One of the big difference in RPG design between tabletop and digital is that digital is far friendly to very complex mechanical interaction than tabletop.
Let me show you by example.
Let's take a pretty typical fantasy magician character, the sort that tosses around the flashy battle magics. Regular readers will be familiar with some edition or derivative of Dungeons & Dragons, so you know how that works. I will compare this to Final Fantasy XIV's Black Mage.
Magic-User
- You have spells of all sorts, but very few are universally applicable, so you will need to prepare carefully to be effective in using them.
- You have X spell slots for spells of Y spell level per day. If you want to cast the same spell multiple times, you must prepare multiple copies of that spell.
- Spells, once cast, are expended.
- Your character must rest before preparing more spells, and each spell takes Z amount of time to prepare in addition to any material components required.

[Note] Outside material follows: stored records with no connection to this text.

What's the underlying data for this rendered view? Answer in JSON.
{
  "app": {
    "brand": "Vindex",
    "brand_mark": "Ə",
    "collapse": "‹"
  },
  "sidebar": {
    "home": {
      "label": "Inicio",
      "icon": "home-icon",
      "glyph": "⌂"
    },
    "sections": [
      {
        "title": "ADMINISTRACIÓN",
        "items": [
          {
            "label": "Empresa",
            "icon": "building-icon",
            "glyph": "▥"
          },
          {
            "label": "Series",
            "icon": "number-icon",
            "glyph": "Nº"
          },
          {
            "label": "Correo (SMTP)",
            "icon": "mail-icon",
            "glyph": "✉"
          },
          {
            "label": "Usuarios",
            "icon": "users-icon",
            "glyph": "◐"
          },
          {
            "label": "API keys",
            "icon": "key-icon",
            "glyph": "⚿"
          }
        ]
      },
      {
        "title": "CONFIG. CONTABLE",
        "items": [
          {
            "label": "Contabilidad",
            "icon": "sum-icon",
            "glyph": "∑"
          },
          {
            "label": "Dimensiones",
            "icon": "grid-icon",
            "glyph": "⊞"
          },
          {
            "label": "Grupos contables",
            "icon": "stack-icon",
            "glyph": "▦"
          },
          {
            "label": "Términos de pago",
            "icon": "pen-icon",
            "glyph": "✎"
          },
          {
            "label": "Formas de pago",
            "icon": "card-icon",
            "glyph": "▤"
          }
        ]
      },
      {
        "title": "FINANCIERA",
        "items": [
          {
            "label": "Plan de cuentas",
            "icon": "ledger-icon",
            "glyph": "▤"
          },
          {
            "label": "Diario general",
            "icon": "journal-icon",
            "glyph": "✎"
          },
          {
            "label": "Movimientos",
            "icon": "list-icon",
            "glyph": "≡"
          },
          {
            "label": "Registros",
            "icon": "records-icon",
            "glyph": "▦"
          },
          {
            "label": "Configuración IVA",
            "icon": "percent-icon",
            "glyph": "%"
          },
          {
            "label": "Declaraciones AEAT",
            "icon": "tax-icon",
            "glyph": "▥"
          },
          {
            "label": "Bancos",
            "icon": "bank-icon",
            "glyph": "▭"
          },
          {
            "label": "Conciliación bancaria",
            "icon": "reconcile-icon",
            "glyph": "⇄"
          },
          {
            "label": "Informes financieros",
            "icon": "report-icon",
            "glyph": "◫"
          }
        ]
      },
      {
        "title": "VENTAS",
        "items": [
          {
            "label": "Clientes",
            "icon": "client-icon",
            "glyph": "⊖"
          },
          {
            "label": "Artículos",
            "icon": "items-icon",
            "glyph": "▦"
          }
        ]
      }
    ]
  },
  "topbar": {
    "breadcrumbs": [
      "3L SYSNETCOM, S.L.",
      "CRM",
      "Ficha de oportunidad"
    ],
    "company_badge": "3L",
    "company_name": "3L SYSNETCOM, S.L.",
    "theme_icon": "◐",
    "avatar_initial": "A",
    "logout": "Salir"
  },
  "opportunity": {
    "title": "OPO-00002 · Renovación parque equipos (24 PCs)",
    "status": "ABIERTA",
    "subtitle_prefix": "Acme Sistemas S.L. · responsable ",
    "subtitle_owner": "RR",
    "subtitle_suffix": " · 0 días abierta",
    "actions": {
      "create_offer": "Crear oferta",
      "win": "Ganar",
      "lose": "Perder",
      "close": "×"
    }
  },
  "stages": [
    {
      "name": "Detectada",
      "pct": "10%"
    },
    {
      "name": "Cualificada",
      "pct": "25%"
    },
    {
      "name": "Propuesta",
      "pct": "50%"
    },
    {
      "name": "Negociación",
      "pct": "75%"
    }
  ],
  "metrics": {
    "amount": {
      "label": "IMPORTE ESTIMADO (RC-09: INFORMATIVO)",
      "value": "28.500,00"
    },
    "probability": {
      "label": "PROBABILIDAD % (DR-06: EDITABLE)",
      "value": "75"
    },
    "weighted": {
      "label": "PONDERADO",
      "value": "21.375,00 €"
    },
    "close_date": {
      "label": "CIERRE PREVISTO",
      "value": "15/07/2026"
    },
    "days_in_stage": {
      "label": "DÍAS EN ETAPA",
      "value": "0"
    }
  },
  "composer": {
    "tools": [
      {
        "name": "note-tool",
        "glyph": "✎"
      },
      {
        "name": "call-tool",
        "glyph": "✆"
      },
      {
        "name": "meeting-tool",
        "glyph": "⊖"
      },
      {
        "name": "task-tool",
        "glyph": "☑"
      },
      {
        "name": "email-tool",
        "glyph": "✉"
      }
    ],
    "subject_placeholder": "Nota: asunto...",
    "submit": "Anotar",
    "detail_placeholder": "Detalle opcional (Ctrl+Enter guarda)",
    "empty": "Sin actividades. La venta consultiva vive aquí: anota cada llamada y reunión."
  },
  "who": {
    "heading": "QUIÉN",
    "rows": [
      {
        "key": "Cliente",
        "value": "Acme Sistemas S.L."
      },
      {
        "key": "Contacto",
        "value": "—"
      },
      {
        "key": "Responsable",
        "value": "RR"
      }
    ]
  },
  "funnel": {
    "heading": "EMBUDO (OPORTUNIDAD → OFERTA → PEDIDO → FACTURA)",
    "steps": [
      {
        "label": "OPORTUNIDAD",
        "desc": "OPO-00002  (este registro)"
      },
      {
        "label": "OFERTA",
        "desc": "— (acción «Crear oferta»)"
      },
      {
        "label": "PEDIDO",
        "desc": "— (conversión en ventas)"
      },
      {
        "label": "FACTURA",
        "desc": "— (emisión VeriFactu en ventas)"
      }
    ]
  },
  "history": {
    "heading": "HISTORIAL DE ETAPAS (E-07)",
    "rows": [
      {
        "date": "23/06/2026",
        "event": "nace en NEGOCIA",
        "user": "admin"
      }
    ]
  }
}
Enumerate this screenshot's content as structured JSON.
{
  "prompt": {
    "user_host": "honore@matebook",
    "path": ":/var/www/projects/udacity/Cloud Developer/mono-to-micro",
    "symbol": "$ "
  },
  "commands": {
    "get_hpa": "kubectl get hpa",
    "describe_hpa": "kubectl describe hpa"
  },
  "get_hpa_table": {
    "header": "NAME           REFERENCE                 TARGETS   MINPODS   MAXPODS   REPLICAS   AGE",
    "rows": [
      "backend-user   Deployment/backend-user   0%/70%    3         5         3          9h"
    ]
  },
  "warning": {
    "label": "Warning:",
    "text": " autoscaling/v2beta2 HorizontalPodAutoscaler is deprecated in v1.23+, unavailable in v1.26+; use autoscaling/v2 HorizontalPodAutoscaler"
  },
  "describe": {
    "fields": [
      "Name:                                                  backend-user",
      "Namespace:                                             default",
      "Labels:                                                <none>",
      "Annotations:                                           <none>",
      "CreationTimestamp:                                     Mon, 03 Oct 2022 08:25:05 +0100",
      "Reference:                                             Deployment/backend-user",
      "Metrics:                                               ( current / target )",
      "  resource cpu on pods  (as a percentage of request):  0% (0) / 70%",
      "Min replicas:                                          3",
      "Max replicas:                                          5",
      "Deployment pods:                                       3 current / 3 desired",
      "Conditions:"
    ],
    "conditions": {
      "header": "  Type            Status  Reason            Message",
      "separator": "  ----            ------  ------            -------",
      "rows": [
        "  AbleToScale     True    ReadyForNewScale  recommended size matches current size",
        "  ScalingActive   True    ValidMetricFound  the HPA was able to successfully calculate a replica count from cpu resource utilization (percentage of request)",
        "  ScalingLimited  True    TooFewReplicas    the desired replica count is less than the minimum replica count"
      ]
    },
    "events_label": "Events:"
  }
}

- You may or may not need to have free use of your voice (Verbal components) and your limbs (Somatic components) to cast a given spell- check the spell description.
Black Mage
- You have 10K Mana. You have Fire spells, Ice spells, Thunder spells, and a pittance of utility that you will almost never use in practice. You will almost never cast spells outside of combat.
- You have Ice aspect and Fire aspect. Ice spells don't hit as hard as fire, but this aspect reduces costs down to zero progressively and vastly accelerates mana regeneration even while in combat. Fire greatly enhances the damage done progressively, but increases the cost. This has minimal or no effect on non-aspected spells (e.g. Thunder). Casting spells of the opposing aspect swaps the user to that aspect.
- You cannot cast at all while moving or while silenced unless you have a special ability that allows you to do so available to you, which only appears at (much) higher levels; you're meant to be an artillery piece.
The result is clear when you do the ludological equivalent of watching a machine operate, like this video below.
These two game mechanic constructs have very different inputs, user controls, and outputs. Both are designed for their intended medium of use, and do not work well when translated out of that medium. (Go look at how quickly fantasy games abandoned Gygax & Arneson's magic rules when videogame adaptions arose, especially compared to the few that did adapted them straight like the SSI Gold Box games.)
The D&D Magic-User is a proven design. It allows the player to enjoy the potency of the sorcerer archetype without--when governed as intended, something later editions and many derivatives failed to do--overshadowing those that do not use magic.
FFXIV's Black Mage, in tabletop terms, is not only boring to play but also tedious and bothersome. The player has to manage two conflicting buffs, each with durations, has a handful of mostly-redundant spells, and has exactly two decisions to make each time his turn comes up: "Do I have enough targets clumped together to make Area of Effect worthwhile?" and "Do I have my Damage Over Time effect rolling?" (That, by the way, is what Thunder spells are for.) So little actual decisions to make, and a hell of a lot of conditions to manage. Perfect for a videogame--which handles that for you--but terrible on the tabletop.
Tabletop design needs to strictly adhere to the KISS Maxim. Your turn comes up, your man does one thing, it's resolved then and there, results applied, move on. This means "I cast Fireball!" needs to be followed by "Saving Throw" and "Take (X) damage"- no more, no less. Not "I'm too low on Mana for another Fire 1, so I'll Transpose to Ice and toss Ice 1; first tic of Mana regen puts me at 4.4K, and I have 10 seconds left on my Thunder DOT."
Folks like the Pundit have been around long enough to grok this, but you'd be surprised at how many people who've been around for decades that do not. Game design is machine design, folks. Test your machines. If your design can't be grokked by, and used as intended by, an ordinary player then you dun goofed- go back to the drawing board.